Other things to consider is that likely the concentration of NG adjacent to a tank rupture will be too rich to ignite. NG is lighter than air so it will tend to float up rather than settle or accumulate near the ground.
Thanks for everyone's replies, ehem, including Chris' interesting recollections...
Tom, I think that maybe you've hit the nail on the head with these comments. I was Googling a bit and ran across the website,
The Properties and Benefits of Natural Gas . Two things you said resonate with stuff from this webpage--that a lighter-than-air gas will tend to dissipate rather quickly (unless, I suppose, it is leaking into an enclosed space, like the passenger compartment), and that natural gas actually has a rather narrow combustion range. According to the website, concentrations below 5% and above 15% will not ignite. Relatively speaking, I think a CNG leak would be less dangerous than a gasoline spill at an accident scene, like the train/bus collision I was mentioning in my OP.
I don't think I would ever worry about BLEVE. Hanging around near/inside a CNG-powered bus (CNG-powered cars are exceedingly rare around my neck of the woods) that was completely engulfed in flames would be the last place I would want to be.

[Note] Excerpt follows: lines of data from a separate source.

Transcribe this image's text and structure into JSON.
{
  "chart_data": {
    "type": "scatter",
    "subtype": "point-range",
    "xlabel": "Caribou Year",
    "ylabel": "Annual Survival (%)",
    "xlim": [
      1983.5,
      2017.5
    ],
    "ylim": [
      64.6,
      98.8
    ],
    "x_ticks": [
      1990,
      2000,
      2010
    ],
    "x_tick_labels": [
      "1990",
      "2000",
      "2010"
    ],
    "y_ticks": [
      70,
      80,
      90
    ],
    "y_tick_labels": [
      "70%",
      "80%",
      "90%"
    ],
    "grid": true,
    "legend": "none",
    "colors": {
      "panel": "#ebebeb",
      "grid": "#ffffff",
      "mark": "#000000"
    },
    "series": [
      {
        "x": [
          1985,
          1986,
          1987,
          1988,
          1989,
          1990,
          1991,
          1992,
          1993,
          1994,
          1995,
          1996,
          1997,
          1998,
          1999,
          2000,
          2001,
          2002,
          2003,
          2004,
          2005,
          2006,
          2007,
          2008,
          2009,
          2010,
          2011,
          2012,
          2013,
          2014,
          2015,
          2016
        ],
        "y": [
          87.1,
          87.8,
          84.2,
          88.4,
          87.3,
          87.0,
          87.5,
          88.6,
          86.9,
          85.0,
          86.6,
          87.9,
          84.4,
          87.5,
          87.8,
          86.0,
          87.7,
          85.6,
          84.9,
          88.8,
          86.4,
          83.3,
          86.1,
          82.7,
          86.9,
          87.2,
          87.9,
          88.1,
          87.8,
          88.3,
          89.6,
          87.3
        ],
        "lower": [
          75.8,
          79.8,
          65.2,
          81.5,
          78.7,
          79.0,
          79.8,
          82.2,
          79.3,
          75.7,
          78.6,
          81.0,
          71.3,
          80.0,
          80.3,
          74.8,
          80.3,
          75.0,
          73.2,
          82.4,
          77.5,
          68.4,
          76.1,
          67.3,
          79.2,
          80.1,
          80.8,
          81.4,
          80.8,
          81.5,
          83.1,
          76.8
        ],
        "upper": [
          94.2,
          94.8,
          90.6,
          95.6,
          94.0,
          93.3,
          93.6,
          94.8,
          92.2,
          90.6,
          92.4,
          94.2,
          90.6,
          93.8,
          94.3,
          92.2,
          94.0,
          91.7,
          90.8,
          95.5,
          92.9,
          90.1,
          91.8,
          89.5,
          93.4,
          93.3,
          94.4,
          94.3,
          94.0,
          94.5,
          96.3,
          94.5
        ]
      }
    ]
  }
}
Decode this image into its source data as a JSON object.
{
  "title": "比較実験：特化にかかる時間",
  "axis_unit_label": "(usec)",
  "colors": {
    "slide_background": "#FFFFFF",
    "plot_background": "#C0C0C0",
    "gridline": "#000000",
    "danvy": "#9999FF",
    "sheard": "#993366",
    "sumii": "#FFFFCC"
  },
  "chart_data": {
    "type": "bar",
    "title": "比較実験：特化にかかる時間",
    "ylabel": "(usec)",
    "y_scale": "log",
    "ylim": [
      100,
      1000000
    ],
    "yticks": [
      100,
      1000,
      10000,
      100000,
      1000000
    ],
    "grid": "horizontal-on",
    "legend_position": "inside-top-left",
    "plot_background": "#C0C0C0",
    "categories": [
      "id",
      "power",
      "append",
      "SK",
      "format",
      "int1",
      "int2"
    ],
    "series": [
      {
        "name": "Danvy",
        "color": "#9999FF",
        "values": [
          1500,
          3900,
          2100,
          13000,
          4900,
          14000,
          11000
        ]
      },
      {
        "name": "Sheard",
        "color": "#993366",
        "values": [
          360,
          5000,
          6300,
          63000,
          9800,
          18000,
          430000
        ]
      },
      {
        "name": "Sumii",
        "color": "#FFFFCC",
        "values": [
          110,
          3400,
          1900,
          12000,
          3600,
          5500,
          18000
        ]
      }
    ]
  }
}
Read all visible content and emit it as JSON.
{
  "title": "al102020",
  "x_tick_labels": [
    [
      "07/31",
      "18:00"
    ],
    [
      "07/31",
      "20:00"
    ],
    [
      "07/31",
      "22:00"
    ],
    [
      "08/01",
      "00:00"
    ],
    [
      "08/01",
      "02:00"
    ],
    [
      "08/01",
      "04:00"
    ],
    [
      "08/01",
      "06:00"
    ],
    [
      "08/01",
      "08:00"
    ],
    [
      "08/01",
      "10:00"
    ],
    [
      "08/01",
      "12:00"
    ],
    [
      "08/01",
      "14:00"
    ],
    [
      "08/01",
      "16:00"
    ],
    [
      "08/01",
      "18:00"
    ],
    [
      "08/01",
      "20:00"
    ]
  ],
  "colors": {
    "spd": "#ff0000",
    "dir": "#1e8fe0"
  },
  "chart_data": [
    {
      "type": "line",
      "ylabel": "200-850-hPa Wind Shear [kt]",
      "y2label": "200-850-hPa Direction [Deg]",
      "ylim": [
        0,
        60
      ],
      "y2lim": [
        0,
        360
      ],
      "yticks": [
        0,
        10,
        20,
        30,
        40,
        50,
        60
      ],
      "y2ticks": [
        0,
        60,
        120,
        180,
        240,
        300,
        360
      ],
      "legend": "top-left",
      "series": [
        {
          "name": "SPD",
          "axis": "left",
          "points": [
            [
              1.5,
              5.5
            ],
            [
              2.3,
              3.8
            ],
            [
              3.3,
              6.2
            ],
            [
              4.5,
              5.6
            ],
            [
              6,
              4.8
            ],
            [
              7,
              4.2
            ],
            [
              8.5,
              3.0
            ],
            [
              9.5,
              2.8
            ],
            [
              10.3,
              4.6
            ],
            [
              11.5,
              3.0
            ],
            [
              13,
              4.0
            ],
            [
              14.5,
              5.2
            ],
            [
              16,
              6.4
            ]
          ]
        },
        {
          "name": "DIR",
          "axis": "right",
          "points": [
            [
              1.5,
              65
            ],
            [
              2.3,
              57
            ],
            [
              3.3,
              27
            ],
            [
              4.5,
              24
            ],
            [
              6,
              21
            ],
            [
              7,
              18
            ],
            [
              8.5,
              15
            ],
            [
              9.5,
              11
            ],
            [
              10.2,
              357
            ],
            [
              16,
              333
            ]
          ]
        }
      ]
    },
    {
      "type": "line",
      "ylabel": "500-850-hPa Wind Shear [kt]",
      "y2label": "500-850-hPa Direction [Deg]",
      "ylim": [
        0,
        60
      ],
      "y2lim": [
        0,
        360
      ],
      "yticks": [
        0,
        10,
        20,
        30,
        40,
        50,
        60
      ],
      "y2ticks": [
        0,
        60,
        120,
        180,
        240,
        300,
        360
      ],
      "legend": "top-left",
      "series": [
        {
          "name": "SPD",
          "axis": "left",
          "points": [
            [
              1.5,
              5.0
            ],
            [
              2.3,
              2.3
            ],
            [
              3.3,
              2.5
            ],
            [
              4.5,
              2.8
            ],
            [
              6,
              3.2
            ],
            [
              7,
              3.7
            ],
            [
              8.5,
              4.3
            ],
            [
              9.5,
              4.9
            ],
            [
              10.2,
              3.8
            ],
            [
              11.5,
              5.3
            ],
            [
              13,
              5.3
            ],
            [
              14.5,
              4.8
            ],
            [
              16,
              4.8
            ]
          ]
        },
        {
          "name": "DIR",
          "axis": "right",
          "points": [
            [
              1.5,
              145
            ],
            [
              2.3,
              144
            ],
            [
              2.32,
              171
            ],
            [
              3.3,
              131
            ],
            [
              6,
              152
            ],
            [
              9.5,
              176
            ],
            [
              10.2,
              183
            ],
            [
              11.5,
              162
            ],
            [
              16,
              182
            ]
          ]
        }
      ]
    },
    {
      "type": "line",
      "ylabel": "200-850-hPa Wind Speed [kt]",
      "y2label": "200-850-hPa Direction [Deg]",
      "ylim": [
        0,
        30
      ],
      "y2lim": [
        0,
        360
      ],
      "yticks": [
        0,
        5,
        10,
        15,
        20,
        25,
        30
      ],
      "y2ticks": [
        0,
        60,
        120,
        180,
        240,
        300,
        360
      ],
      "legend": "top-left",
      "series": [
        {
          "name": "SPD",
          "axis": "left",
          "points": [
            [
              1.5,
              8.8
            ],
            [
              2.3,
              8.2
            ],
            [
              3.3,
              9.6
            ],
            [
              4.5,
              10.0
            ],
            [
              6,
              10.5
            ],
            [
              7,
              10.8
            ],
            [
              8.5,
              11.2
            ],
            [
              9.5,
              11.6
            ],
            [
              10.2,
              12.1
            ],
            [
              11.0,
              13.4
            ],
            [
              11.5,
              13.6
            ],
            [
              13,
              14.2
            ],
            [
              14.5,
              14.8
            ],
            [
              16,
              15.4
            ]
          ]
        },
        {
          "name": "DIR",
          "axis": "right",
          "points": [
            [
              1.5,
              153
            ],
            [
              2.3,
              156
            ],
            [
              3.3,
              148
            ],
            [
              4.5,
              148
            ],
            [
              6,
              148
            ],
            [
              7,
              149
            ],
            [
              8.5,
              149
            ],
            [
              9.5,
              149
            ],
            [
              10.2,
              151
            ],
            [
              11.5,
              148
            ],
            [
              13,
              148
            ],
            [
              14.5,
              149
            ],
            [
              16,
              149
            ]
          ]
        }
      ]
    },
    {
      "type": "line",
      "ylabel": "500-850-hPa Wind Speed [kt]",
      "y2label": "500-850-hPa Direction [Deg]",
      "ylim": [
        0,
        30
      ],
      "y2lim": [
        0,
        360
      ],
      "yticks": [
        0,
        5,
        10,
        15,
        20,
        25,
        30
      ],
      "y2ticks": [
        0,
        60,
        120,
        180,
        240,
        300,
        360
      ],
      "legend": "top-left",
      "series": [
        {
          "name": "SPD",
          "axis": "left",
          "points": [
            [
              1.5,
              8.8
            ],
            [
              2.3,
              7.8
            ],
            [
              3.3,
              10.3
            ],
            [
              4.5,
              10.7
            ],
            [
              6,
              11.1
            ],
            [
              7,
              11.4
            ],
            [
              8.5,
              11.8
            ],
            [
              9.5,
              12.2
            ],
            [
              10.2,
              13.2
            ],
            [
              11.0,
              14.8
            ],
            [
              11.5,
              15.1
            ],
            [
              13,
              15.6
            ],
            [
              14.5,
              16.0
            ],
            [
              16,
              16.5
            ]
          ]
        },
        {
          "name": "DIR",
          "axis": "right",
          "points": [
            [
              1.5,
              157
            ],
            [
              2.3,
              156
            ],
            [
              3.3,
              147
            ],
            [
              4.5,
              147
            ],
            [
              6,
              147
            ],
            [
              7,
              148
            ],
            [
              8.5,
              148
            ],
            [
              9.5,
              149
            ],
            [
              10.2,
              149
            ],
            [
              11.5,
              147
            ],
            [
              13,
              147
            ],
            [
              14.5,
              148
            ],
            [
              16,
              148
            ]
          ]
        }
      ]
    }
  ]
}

Speaking of BLEVE, for some reason I caught two examples of it on TV this weekend on those TV shows that compile old news footage. One was a tanker rail car full of propane that had derailed and caught on fire. The explosion looked like a small atomic bomb, with the mushroom cloud rising from the site. Or maybe what a "daisy cutter" fuel-air bomb detonation looks like. The other one was a fire at a welding supply company in Dallas. The storage yard had
dozens of acetylene tanks. When they started to "cook off," they literally turned into little rockets and could see the flaming trail of the tanks as they rocketed hundreds of yards away, narrowly missing vehicles on a nearby freeway. Scary stuff.